Bonus hacks from one audiophile to another

  • Latency king—add bluez5.ldac-adaptive-bitrate = true inside the config to auto-drop bitrate when Wi-Fi gets noisy.
  • Mic and music don’t mix—the moment a call starts PipeWire dumbs down the stream to HFP/HSP; that’s Bluetooth, not Linux.
  • Battery worry—dropping from hq to sq bought my Sony’s roughly one extra Lou Reed album.
  • Old dongle blues—had a 2014 laptop with a fossil adapter, upgraded to a $15 ASUS USB-BT500, LDAC showed up on the next reboot.

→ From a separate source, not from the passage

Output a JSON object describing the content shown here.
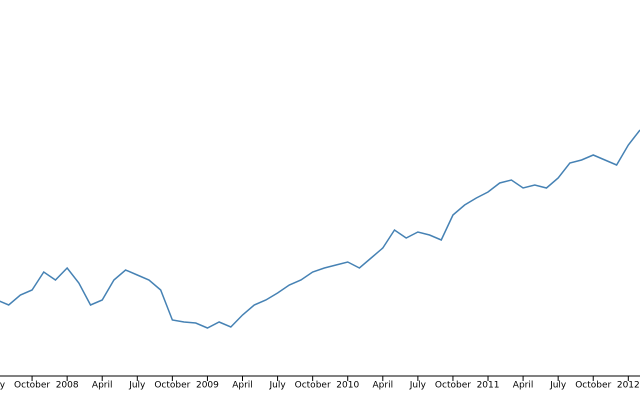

Out of curiosity I streamed the same FLAC file on my phone (LDAC forced) and the laptop on SBC—couldn’t even tell you which channel had the better bass until I turned on `bluez-monitor.conf`. Night-and-day doesn’t even cover it.

That’s it. Five minutes, two small files, goodbye to mushy mids. Your music—and your ears—can finally stop fighting Linux.

Still stuck? Quick fire-drill checks

  • pactl list | grep -A10 bluez_card | grep -E "(codec|ldac)"
    Should spit out ldac. Nothing? You typoed the config.
  • For random dropouts: switch to sq in bluez-monitor.conf.
  • For zero sound at all: journalctl -u wireplumber will scream what went wrong.

Reboot after changes and press play. You’re welcome.